Ho la percezione di vivere qualcosa di reale e nitido che non sia ancora avvenuto e che
debba avvenire nel futuro, invece sto solo sognando una pagina di un libro di storia.
Un bagliore improvviso di luce mi sveglia, non sono ad Atene ma al sole di Pantelleria; un
verso lamentoso e stridulo attira il mio udito e il mio sguardo. Quella civetta che nel sogno
volava sull’albero d’ulivo, sulla statua di Atena, è in realtà un gabbiano sullo scoglio qui di
fronte a me. Si sa che questo uccello marino preferisce nidificare sulle coste rocciose e sta
beccando proprio la copertina del mio libro.
E’ un gabbiano bianco, un larus mediterraneo. I marinai da sempre lo chiamano
gabbiano perché suole posarsi sulla gabbia, parte mediana dell’albero maestro delle navi.
Gli uomini di mare dicono che quando un gabbiano emette questo caratteristico
grido è segno che si approssima la burrasca e ciò turba il mio animo.
Questa immagine mi fa riflettere; mi appare come un presagio e un’allegoria della realtà
presente; riguarderà forse il mio partito?
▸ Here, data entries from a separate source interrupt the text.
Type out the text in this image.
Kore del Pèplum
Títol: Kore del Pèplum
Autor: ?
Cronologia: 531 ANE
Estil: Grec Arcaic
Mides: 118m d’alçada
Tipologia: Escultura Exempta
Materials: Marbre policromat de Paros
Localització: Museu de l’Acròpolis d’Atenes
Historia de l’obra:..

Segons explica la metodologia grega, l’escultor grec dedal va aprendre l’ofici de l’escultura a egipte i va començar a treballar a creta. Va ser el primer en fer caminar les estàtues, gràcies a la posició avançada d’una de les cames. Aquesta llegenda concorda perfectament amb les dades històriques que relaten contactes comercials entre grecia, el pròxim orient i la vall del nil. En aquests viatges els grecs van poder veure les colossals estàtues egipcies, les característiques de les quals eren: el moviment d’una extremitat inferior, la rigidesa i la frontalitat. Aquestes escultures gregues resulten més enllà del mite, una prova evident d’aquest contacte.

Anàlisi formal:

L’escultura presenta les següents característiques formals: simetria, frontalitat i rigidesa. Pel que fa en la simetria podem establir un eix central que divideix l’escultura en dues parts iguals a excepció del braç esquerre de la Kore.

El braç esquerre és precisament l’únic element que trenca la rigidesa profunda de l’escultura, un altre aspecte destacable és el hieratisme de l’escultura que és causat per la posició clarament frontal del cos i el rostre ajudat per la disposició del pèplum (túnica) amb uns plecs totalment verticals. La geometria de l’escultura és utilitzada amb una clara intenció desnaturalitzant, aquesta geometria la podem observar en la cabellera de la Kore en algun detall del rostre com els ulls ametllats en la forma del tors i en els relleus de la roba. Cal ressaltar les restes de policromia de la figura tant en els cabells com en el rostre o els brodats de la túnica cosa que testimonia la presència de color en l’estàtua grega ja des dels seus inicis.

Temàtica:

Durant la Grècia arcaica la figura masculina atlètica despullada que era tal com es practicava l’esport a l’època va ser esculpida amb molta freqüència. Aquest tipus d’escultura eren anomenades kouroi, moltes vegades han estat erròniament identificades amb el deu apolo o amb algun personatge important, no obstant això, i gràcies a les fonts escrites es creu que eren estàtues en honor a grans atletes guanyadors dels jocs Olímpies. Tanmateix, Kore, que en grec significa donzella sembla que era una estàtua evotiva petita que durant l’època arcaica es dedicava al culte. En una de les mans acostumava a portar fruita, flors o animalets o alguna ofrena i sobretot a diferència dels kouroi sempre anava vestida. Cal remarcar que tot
Da tantissimi anni il gabbiano è il simbolo del mio impegno e della mia passione politica
così come quella di tantissimi amici, ma sento che qualcosa sta cambiando tra le sue
piume: quell’iride di colori nelle sue ali, mi sembra di vederla più sbiadita, il bianco del suo
petto un po’ più grigio. Vorrei potermi sbagliare ma un dubbio mi assale: forse per volare
troppo in alto questo gabbiano, sta rischiando di smarrire la sua rotta e i suoi lidi.
L’impronta delle sue zampe palmate, sui radi tratti di sabbia di Pantelleria, viene
cancellata dal moto incessante delle onde. E’ un uccello marino, sa nuotare e volare e
invece lo vedo correre sugli scogli contro le onde, più veloce del mare ma nulla si può
imprimere nell’acqua e nella sabbia.
Quanto è diversa la realtà dal sogno e quanto è difficile doverla accettare senza unirsi al
gabbiano in strilli acuti e sofferti.
Quanto è difficile per quel gabbiano ed anche per gli uomini volare alto sulla statua
di Atena.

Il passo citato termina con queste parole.